The Prosecutor’s current appointment marks his return to the Union County Prosecutor’s Office, having served in the office as an Assistant Prosecutor from 1983 to 1986 and as a Criminal Investigator from 1978 to 1982. Before joining the office Prosecutor Daniel worked as a Customs Patrol Officer with the U.S. Customs Service in New York, during which time he graduated with honors from the Federal Law Enforcement Training Center in Glynco, Georgia.

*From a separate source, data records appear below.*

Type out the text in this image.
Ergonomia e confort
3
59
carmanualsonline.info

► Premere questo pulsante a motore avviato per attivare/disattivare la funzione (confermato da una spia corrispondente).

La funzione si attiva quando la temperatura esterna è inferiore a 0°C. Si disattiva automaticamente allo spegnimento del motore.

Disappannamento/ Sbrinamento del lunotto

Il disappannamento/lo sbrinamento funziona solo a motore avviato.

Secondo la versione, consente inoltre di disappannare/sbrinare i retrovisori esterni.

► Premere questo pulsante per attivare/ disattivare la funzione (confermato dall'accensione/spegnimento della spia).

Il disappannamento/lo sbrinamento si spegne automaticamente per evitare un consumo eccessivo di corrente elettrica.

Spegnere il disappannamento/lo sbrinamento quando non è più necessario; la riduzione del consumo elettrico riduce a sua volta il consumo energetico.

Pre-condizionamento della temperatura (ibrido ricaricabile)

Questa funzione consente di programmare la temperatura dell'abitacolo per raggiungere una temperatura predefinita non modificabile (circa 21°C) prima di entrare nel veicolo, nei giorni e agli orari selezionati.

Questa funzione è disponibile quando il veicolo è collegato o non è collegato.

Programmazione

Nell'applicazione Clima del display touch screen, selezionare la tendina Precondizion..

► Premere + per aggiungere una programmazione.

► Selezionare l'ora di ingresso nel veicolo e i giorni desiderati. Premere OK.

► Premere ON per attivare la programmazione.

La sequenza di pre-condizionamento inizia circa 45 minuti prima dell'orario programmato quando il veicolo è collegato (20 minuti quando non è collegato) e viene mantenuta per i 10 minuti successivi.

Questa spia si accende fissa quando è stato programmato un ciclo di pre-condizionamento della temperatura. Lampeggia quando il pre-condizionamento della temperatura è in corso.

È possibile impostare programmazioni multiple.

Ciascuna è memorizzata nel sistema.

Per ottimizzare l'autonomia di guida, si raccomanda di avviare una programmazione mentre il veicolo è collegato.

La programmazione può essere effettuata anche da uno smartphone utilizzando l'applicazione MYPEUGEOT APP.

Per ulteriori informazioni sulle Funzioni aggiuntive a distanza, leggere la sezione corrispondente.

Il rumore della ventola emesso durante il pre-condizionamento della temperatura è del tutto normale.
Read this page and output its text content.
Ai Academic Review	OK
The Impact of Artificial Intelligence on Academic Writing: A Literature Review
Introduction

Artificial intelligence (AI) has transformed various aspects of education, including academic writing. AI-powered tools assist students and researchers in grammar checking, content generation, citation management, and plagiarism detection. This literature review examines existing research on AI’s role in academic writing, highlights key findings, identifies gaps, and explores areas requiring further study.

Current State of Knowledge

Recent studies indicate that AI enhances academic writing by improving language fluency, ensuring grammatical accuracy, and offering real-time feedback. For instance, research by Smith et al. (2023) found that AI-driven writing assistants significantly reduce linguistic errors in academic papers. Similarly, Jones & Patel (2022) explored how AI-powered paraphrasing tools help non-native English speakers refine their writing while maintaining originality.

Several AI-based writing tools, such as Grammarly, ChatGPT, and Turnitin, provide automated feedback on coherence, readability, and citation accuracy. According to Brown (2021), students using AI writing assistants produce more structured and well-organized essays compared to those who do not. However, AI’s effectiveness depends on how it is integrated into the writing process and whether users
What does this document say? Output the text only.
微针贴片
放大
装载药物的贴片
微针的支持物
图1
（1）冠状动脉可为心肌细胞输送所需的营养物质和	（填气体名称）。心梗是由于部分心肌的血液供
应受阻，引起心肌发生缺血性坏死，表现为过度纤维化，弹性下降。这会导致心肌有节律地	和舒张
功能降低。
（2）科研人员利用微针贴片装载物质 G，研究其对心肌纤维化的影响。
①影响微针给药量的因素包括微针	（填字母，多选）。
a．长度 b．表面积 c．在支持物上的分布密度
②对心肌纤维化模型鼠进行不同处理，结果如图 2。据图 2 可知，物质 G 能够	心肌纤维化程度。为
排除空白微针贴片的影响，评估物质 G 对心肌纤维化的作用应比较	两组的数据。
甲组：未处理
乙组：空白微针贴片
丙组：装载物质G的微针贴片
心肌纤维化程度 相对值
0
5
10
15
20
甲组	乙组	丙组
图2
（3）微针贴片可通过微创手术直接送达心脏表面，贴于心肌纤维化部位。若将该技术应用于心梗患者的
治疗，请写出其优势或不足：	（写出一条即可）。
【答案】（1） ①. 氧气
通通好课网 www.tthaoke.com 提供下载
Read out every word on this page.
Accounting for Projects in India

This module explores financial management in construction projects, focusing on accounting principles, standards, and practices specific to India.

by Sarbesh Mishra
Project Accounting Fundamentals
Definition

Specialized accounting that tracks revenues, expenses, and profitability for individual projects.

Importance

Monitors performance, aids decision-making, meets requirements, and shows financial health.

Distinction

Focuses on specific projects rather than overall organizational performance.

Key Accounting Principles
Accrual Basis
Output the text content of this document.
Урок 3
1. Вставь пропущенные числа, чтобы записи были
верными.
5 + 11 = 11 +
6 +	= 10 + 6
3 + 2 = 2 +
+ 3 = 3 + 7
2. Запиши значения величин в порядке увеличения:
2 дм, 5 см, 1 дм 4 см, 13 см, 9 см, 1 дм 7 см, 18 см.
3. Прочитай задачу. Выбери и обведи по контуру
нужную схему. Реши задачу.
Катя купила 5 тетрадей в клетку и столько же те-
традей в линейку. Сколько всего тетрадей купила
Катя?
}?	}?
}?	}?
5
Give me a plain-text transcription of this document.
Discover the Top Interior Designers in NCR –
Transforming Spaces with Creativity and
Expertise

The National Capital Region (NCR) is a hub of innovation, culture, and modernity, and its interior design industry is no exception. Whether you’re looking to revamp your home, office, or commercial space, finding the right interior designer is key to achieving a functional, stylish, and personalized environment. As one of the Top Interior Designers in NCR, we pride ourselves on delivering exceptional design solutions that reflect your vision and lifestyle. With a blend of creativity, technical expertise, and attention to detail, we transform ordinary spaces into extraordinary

Prosecutor Daniel is a graduate of John Jay College of Criminal Justice and Seton Hall University School of Law. He clerked for the Honorable Harvey Halberstadter, Civil Assignment Judge in Union County Superior Court during 1982-1983. The Prosecutor has been a member of the New Jersey and Union County Bar Associations since 1983, including a term as President for the latter group in 1999.
William Daniel is a lifelong resident of the City of Linden where he lives with his wife, Patricia.